In Deep Learning for Natural Language Processing, supervised text generation tasks are usually trained by minimizing the cross-entropy loss (i.e. an error) between the ground-truth sequence and the predicted sequence. However, when we tackle unsupervised text generation task, we may be interested in feeding the generated sentence in other networks such as classifiers (or Encoder-Decoders when doing back-translation). Yet, if the predicted sequence was generated by sampling tokens on a distribution that is the output of a softmax layer, the sampling operation “breaks the chains of differentiability” in the model, and stop the backpropagation of gradients during training. Reinforcement Learning has been used to workaround the non-differentiability of sampling but we present here two different tricks: SEQ3 : Differentiable Sequence-to-Sequence-to-Sequence Autoencoder for Unsupervised Abstractive Sentence Compression from Christos Baziotis et al. and Von Mises-Fisher Loss for Training Sequence to Sequence Models with Continuous Outputs from Sachin Kumar et al.
Approximation of discrete sampling with continuous mixture of embeddings
Christos Baziotis et al.‘s work tackles a Sequence-to-Sequence task similar to Machine Translation or Text Style Transfer: Unsupervised Sentence Compression. Their Encoder-Decoder is trained similarly to the back-translation training in Lample et al. (2018b), where the (pseudo-translation, back-translation) pair is now a (compressor, reconstructor) pair. Note that both systems are Sequence-to-Sequence-to-Sequence Autoencoders.
Christos Baziotis et al. describe a method to make sampling differentiable, hence allowing the backpropagation of gradients in the compressor at training time. During the forward path, they do a discrete sampling but during the backward path, they use the Gumbel-Softmax reparametrization trick: a weigthed sum of word embeddings approximates the embedding of the token that would have been sampled after the softmax layer.
What if discret ouput could be totally reimplaced by continuous output?
Actually, there is a radically different approach: getting rid off the softmax layer and discrete sampling.
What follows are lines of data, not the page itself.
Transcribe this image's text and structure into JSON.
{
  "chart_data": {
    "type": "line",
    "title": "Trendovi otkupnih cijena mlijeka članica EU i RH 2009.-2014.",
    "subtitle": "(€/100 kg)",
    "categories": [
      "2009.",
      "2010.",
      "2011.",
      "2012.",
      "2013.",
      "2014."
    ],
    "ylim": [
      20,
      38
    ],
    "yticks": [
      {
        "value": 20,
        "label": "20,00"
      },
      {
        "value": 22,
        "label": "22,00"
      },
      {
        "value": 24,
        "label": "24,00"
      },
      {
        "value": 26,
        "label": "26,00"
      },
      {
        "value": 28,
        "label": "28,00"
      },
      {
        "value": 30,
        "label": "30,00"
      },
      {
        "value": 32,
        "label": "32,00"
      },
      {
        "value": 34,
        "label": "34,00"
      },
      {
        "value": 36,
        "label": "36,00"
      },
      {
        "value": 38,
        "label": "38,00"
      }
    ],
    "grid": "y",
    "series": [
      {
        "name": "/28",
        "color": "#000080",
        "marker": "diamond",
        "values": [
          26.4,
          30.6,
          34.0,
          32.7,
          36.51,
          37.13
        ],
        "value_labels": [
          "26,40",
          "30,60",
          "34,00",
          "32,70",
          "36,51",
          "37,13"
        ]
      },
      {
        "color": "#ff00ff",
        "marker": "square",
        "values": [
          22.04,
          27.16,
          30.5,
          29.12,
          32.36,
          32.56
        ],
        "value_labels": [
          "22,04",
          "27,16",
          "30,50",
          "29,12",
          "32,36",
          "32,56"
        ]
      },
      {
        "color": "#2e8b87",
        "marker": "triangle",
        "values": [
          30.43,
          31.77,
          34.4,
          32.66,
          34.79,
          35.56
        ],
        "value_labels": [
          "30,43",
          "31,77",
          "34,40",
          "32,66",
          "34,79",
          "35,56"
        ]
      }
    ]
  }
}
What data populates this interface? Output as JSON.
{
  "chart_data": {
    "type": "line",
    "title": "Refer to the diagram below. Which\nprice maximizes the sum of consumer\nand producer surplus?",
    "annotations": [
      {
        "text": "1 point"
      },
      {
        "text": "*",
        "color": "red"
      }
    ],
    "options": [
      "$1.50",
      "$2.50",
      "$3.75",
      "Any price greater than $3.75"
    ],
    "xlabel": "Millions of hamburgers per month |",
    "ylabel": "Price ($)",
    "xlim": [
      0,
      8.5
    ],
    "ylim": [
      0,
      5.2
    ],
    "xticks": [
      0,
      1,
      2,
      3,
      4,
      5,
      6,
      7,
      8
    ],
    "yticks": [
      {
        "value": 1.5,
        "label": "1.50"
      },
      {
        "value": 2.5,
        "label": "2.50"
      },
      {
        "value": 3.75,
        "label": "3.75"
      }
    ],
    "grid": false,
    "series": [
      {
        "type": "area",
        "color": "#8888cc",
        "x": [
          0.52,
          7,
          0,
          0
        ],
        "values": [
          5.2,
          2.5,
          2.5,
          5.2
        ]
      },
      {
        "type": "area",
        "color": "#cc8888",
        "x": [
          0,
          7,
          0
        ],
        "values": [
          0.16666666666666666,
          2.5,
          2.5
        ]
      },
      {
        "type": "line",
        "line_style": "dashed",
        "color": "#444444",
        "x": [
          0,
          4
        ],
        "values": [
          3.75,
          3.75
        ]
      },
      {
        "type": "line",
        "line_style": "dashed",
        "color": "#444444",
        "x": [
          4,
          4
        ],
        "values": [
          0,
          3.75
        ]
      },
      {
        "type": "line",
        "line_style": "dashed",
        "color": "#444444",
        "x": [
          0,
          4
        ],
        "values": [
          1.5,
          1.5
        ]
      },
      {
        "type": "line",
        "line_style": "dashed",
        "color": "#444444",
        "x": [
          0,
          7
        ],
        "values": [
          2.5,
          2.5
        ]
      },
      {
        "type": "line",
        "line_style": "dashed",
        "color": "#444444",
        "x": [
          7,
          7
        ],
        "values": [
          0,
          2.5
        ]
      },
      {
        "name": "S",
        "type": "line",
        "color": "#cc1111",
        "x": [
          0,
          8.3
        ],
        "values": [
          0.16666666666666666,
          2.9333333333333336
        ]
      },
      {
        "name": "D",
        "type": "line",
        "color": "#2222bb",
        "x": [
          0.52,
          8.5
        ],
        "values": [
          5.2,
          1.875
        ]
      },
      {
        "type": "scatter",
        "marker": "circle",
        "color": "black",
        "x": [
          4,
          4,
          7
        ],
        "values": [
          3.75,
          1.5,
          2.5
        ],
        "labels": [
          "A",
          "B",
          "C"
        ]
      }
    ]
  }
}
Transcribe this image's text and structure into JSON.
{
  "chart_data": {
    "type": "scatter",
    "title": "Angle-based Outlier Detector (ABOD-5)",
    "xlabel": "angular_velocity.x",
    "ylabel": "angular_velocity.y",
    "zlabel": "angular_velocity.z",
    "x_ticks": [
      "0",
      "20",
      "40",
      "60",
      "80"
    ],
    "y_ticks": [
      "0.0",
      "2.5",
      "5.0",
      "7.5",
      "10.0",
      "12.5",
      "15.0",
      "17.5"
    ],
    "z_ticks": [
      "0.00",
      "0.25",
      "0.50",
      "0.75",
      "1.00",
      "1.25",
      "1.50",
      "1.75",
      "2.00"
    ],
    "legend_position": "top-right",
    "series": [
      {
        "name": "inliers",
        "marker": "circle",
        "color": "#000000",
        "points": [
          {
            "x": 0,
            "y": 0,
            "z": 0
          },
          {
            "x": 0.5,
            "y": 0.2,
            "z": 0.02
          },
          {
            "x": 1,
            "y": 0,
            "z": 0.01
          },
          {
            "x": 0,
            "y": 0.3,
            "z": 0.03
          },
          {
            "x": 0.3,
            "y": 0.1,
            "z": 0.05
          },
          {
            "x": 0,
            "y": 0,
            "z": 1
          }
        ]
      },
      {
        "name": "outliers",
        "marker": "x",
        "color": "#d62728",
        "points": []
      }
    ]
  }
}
The idea of involving continuous outputs to enable controllable language generation and paraphrasing was introduced by Yulia Tsvetkov in her presentation Towards Personalized & Adaptive NLP: Modeling Output Spaces in Continuous-Output Language Generation at The 4th Workshop on Representation Learning for NLP (ACL19).
The main issues with softmax are its high memory complexity, its slowness and the non differentiability of sampling based on its output distribution.
Therefore, in Sachin Kumar and Yulia Tsvetkov proposed in Von Mises-Fisher Loss for Training Sequence to Sequence Models with Continuous Outputs to reimplace the softmax layer by the generation of word embedding (a continuous representation of words generated by a differentiable layer). For a supervised Sequence to Sequence task, training is performed by minimizing the distance between the generated word embedding and a pre-trained word embedding table. At inference time, they genrate the predicted token by decoding the generated word embedding with the k-nearest neighbors algorithm.